Think you know pasta? Think again. The beloved food actually has a long and complex history. At one time, it was only available to noblemen, then evolved into scraps for beggars, and today it is a popular staple around the world.
Pasta’s Twisted Past
When you hear the word pasta, you automatically think Italy. That is because the Italian country has had a passionate love affair with noodles for a very long time. Over the years, there have been many rumors and speculation where it all actually originated. One thing that is agreed, pasta was not invented in Italy. Many assumed it was created in the Mediterranean, but it most likely made its way there through trade or by nomads. Historians say it originated in Asian and Arabic countries. Greece, Africa and the Middle East also played a significant role in the early years.
It has been said many times that Marco Polo brought back pasta from China. This was somehow misconstrued from his memoir The Travels of Marco Polo. Polo had mentioned returning home with a product that comes from a tree and when worked, resembles pasta. While it probably reminded him of the favored food from his home country, it was not a new discovery by any means.

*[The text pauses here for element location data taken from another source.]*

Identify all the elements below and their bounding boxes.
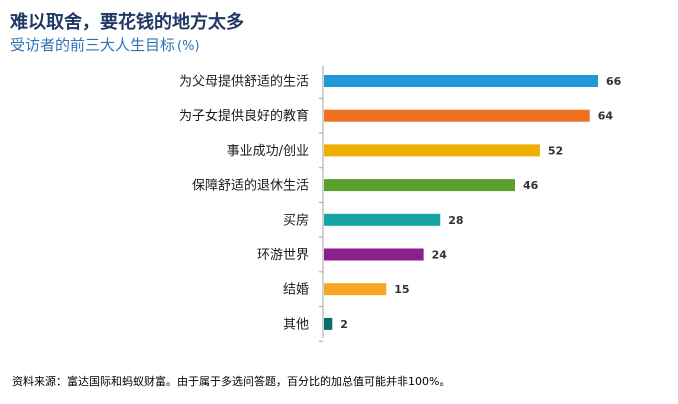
chart-unit: (%) [177,39,200,54]
category-label: 其他 [283,317,309,332]
bar [324,317,333,330]
category-label: 事业成功/创业 [227,144,309,159]
plot-area: 为父母提供舒适的生活 66 为子女提供良好的教育 64 事业成功/创业 52 保障舒适的退休… [179,66,622,342]
category-label: 结婚 [283,283,309,298]
value-label: 52 [548,144,563,157]
chart-title: 难以取舍，要花钱的地方太多 [10,12,244,33]
value-label: 46 [523,179,539,192]
bar [324,283,387,296]
chart-subtitle-text: 受访者的前三大人生目标 [10,36,176,54]
category-label: 环游世界 [257,248,309,263]
category-label: 为子女提供良好的教育 [179,108,309,124]
category-label: 买房 [283,212,309,228]
value-label: 64 [598,110,614,123]
value-label: 66 [606,75,622,88]
category-label: 保障舒适的退休生活 [192,178,309,194]
bar [324,248,424,261]
bar [324,213,441,226]
category-label: 为父母提供舒适的生活 [179,74,309,90]
bar [324,109,590,122]
source-footnote: 资料来源：富达国际和蚂蚁财富。由于属于多选问答题，百分比的加总值可能并非100%… [12,375,451,388]
value-label: 24 [432,249,448,262]
bar [324,144,540,157]
value-label: 2 [340,318,348,331]
bar [324,179,515,192]
chart-subtitle: 受访者的前三大人生目标 (%) [10,34,200,55]
value-label: 15 [394,283,409,296]
value-label: 28 [448,214,463,227]
bar [324,75,598,87]
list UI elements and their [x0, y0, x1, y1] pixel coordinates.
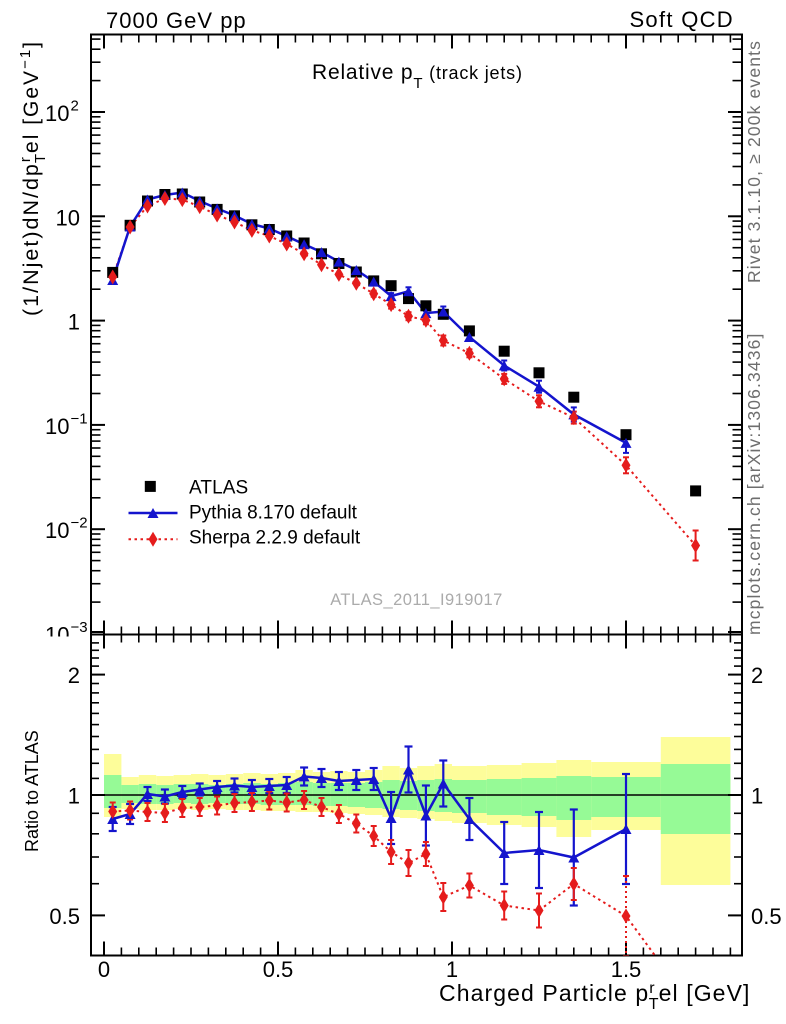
- svg-text:7000 GeV pp: 7000 GeV pp: [106, 8, 247, 33]
- svg-text:Rivet 3.1.10, ≥ 200k events: Rivet 3.1.10, ≥ 200k events: [744, 40, 764, 283]
- svg-text:0: 0: [98, 957, 110, 982]
- svg-text:0.5: 0.5: [263, 957, 294, 982]
- svg-text:ATLAS_2011_I919017: ATLAS_2011_I919017: [330, 591, 503, 609]
- svg-text:Pythia 8.170 default: Pythia 8.170 default: [189, 503, 358, 524]
- svg-text:1.5: 1.5: [611, 957, 642, 982]
- svg-text:1: 1: [68, 310, 80, 335]
- svg-text:ATLAS: ATLAS: [189, 478, 248, 499]
- svg-text:0.5: 0.5: [751, 904, 782, 929]
- svg-text:1: 1: [446, 957, 458, 982]
- svg-text:0.5: 0.5: [49, 904, 80, 929]
- svg-text:−2: −2: [71, 515, 88, 532]
- svg-text:10: 10: [56, 205, 80, 230]
- svg-text:10: 10: [45, 518, 69, 543]
- svg-text:10: 10: [45, 623, 69, 648]
- svg-text:−1: −1: [71, 410, 88, 427]
- svg-text:2: 2: [751, 663, 763, 688]
- svg-text:1: 1: [68, 784, 80, 809]
- svg-text:10: 10: [45, 414, 69, 439]
- svg-text:Soft QCD: Soft QCD: [629, 7, 734, 32]
- svg-text:−3: −3: [71, 619, 88, 636]
- svg-text:mcplots.cern.ch [arXiv:1306.34: mcplots.cern.ch [arXiv:1306.3436]: [744, 332, 764, 635]
- svg-text:Sherpa 2.2.9 default: Sherpa 2.2.9 default: [189, 528, 361, 549]
- svg-text:2: 2: [71, 98, 79, 115]
- svg-text:1: 1: [751, 784, 763, 809]
- svg-text:Ratio to ATLAS: Ratio to ATLAS: [22, 730, 42, 852]
- svg-text:2: 2: [68, 663, 80, 688]
- svg-text:10: 10: [45, 101, 69, 126]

Noodles in Italy date back to times of the Etruscans and the Romans. Recipes including pasta can be traced back as far as 800 A.D., some believing it could have been as long ago as 1 A.D.

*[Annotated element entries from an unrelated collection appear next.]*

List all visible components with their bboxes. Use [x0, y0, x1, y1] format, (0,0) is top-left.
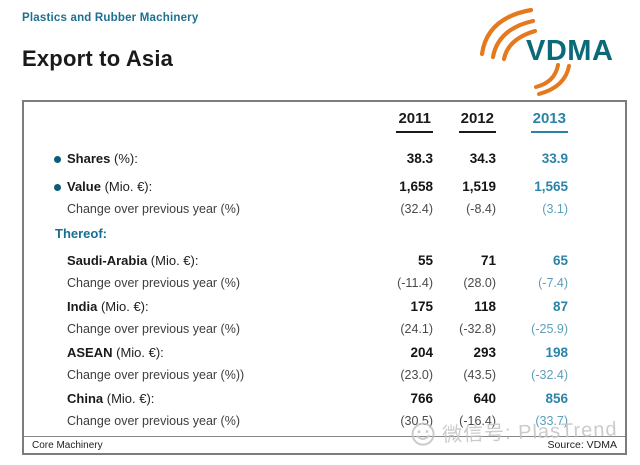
row-label: Thereof: — [55, 226, 107, 241]
value-cell: 33.9 — [541, 151, 568, 166]
footer-left-label: Core Machinery — [32, 439, 103, 451]
table-row-india: India (Mio. €): 175 118 87 — [24, 296, 625, 318]
value-cell: 38.3 — [406, 151, 433, 166]
logo-arcs-bottom — [534, 63, 571, 96]
year-column-2012: 2012 — [433, 108, 496, 133]
table-row-value: Value (Mio. €): 1,658 1,519 1,565 — [24, 176, 625, 198]
value-cell: 198 — [545, 345, 568, 360]
row-label: Value (Mio. €): — [54, 176, 370, 198]
value-cell: 1,658 — [399, 179, 433, 194]
table-row-change-asean: Change over previous year (%)) (23.0) (4… — [24, 364, 625, 386]
value-cell: 34.3 — [469, 151, 496, 166]
table-footer: Core Machinery Source: VDMA — [24, 436, 625, 453]
table-row-change-saudi: Change over previous year (%) (-11.4) (2… — [24, 272, 625, 294]
value-cell: 87 — [552, 299, 568, 314]
bullet-icon — [54, 184, 61, 191]
table-row-thereof: Thereof: — [24, 223, 625, 245]
value-cell: 1,519 — [462, 179, 496, 194]
category-label: Plastics and Rubber Machinery — [22, 12, 199, 24]
value-cell: 118 — [474, 299, 496, 314]
year-column-2013: 2013 — [496, 108, 568, 133]
table-header-row: 2011 2012 2013 — [24, 108, 625, 133]
value-cell: 1,565 — [534, 179, 568, 194]
value-cell: 293 — [473, 345, 496, 360]
row-label: Change over previous year (%) — [67, 322, 240, 336]
value-cell: (30.5) — [400, 414, 433, 428]
row-label: Change over previous year (%) — [67, 202, 240, 216]
table-row-saudi-arabia: Saudi-Arabia (Mio. €): 55 71 65 — [24, 250, 625, 272]
value-cell: (-32.4) — [531, 368, 568, 382]
value-cell: (-16.4) — [459, 414, 496, 428]
row-label: Change over previous year (%) — [67, 276, 240, 290]
vdma-logo: VDMA — [478, 2, 636, 100]
value-cell: (-32.8) — [459, 322, 496, 336]
table-row-asean: ASEAN (Mio. €): 204 293 198 — [24, 342, 625, 364]
value-cell: (28.0) — [463, 276, 496, 290]
page-title: Export to Asia — [22, 46, 174, 71]
row-label: China (Mio. €): — [67, 391, 155, 406]
value-cell: (-11.4) — [397, 276, 433, 290]
year-label: 2013 — [530, 108, 568, 133]
year-label: 2011 — [396, 108, 433, 133]
row-label: India (Mio. €): — [67, 299, 149, 314]
value-cell: (-8.4) — [466, 202, 496, 216]
value-cell: 640 — [473, 391, 496, 406]
row-label: Saudi-Arabia (Mio. €): — [67, 253, 199, 268]
row-label: Shares (%): — [54, 148, 370, 170]
value-cell: (43.5) — [463, 368, 496, 382]
table-row-change-value: Change over previous year (%) (32.4) (-8… — [24, 198, 625, 220]
value-cell: 204 — [410, 345, 433, 360]
value-cell: (32.4) — [400, 202, 433, 216]
value-cell: (-25.9) — [531, 322, 568, 336]
value-cell: 65 — [552, 253, 568, 268]
value-cell: (33.7) — [535, 414, 568, 428]
bullet-icon — [54, 156, 61, 163]
row-label: ASEAN (Mio. €): — [67, 345, 164, 360]
logo-arcs-top — [479, 7, 538, 62]
vdma-logo-text: VDMA — [526, 35, 613, 67]
table-row-change-india: Change over previous year (%) (24.1) (-3… — [24, 318, 625, 340]
year-label: 2012 — [458, 108, 496, 133]
row-label: Change over previous year (%) — [67, 414, 240, 428]
value-cell: (3.1) — [542, 202, 568, 216]
row-label — [67, 108, 370, 133]
row-label: Change over previous year (%)) — [67, 368, 245, 382]
value-cell: (24.1) — [400, 322, 433, 336]
table-row-change-china: Change over previous year (%) (30.5) (-1… — [24, 410, 625, 432]
value-cell: (23.0) — [400, 368, 433, 382]
value-cell: (-7.4) — [538, 276, 568, 290]
value-cell: 55 — [417, 253, 433, 268]
value-cell: 175 — [410, 299, 433, 314]
footer-source-label: Source: VDMA — [547, 439, 617, 451]
data-table: 2011 2012 2013 Shares (%): 38.3 34.3 33.… — [22, 100, 627, 455]
value-cell: 71 — [480, 253, 496, 268]
value-cell: 766 — [410, 391, 433, 406]
vdma-logo-graphic: VDMA — [479, 7, 613, 96]
table-row-shares: Shares (%): 38.3 34.3 33.9 — [24, 148, 625, 170]
table-row-china: China (Mio. €): 766 640 856 — [24, 388, 625, 410]
value-cell: 856 — [545, 391, 568, 406]
year-column-2011: 2011 — [370, 108, 433, 133]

The noodles that were made early on in Italy contained the same durum wheat that is used today. They were baked in an oven, as opposed to boiling. It wasn’t until around the 1300’s that dry pasta was recognized for having a long shelf life without losing its nutritional value. Before then, many believed the dry product contained old or low quality flour, preferring to eat it only if it were freshly made. Today, there more than 300 types of pasta in Italy alone.

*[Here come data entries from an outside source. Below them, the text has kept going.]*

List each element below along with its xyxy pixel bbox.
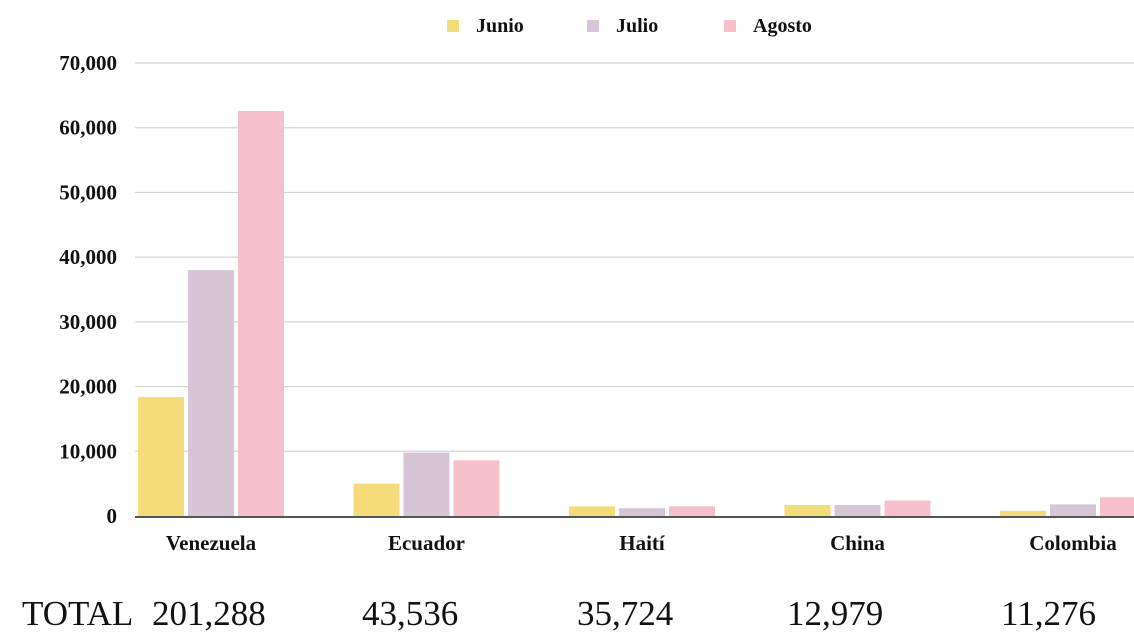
bar-agosto-venezuela: [238, 110, 284, 516]
legend-label-junio: Junio: [476, 15, 524, 37]
total-ecuador: 43,536: [362, 594, 459, 633]
y-tick-label: 70,000: [59, 51, 117, 75]
y-axis-ticks: 0 10,000 20,000 30,000 40,000 50,000 60,000 70,…: [59, 51, 117, 528]
legend-swatch-junio: [447, 20, 459, 32]
y-tick-label: 60,000: [59, 116, 117, 140]
chart-legend: Junio Julio Agosto: [447, 15, 812, 37]
totals-label: TOTAL: [22, 594, 134, 633]
legend-swatch-agosto: [724, 20, 736, 32]
x-tick-label-ecuador: Ecuador: [388, 531, 465, 555]
x-tick-label-haiti: Haití: [619, 531, 666, 555]
bar-agosto-china: [884, 500, 931, 516]
totals-row: TOTAL 201,288 43,536 35,724 12,979 11,27…: [0, 596, 1134, 640]
bar-chart: Junio Julio Agosto 0 10,000 20,000 30,000 40,0…: [59, 15, 1134, 555]
legend-swatch-julio: [587, 20, 599, 32]
chart-gridlines: [135, 62, 1134, 452]
bar-agosto-ecuador: [453, 460, 500, 516]
bar-junio-china: [784, 504, 831, 516]
x-tick-label-venezuela: Venezuela: [166, 531, 257, 555]
y-tick-label: 20,000: [59, 375, 117, 399]
legend-label-agosto: Agosto: [753, 15, 812, 37]
y-tick-label: 50,000: [59, 180, 117, 204]
total-haiti: 35,724: [577, 594, 674, 633]
total-china: 12,979: [787, 594, 884, 633]
bar-junio-haiti: [569, 506, 615, 516]
bar-junio-venezuela: [138, 396, 184, 516]
bar-julio-colombia: [1050, 504, 1096, 516]
bar-julio-venezuela: [188, 270, 234, 516]
x-axis-ticks: Venezuela Ecuador Haití China Colombia: [166, 531, 1117, 555]
bar-junio-ecuador: [353, 483, 400, 516]
bar-agosto-haiti: [669, 506, 715, 516]
y-tick-label: 0: [107, 504, 118, 528]
y-tick-label: 10,000: [59, 439, 117, 463]
y-tick-label: 40,000: [59, 245, 117, 269]
bar-agosto-colombia: [1100, 497, 1134, 516]
bar-julio-china: [834, 504, 881, 516]
total-venezuela: 201,288: [152, 594, 266, 633]
bar-junio-colombia: [1000, 510, 1046, 516]
x-tick-label-china: China: [830, 531, 885, 555]
bar-julio-haiti: [619, 508, 665, 516]
x-tick-label-colombia: Colombia: [1029, 531, 1117, 555]
legend-label-julio: Julio: [616, 15, 658, 37]
chart-bars: [138, 110, 1134, 516]
bar-julio-ecuador: [403, 452, 450, 516]
y-tick-label: 30,000: [59, 310, 117, 334]
total-colombia: 11,276: [1001, 594, 1096, 633]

Recipes have changed drastically over the years, as have the flavorings. You may be surprised to find out the early recipes contained sugar and were very sweet. Some Sicilian dishes still contain things like cinnamon and raisins.
That is a stark difference from the savory sauces, aged cheeses, meats and fresh vegetables that we eat with pasta today. Tomatoes weren’t even added until the 19th century. This was when the fork became an everyday eating tool, specifically to avoid a mess while eating pasta.
Many historians do agree that the Italians were the first to mass produce pasta. The first production machines were found in Naples. This is also where the process of drying and preserving the product was perfected. The invention of tools like the press and kneading machine cut the time and cost of making pasta to a fraction, making it possible to produce in mass quantities.
The very first pasta factory was licensed and opened in the early 1700’s in the city of Venice. Large parts of Italy have the perfect climate for growing the wheat and drying the final product. This is the reason it became so amazingly popular, and has remained that way, in the region.
Today, some form of pasta can be found in virtually every culture’s diet. The possible combinations of noodles mixed with other ingredients are endless. Stores and supermarkets have entire aisles dedicated to the massive varieties of different pastas. There are manufacturing companies located around the globe to meet the astronomical worldwide demand. While its origins may be debatable, no one can deny the overwhelming popularity and longevity of our beloved pasta!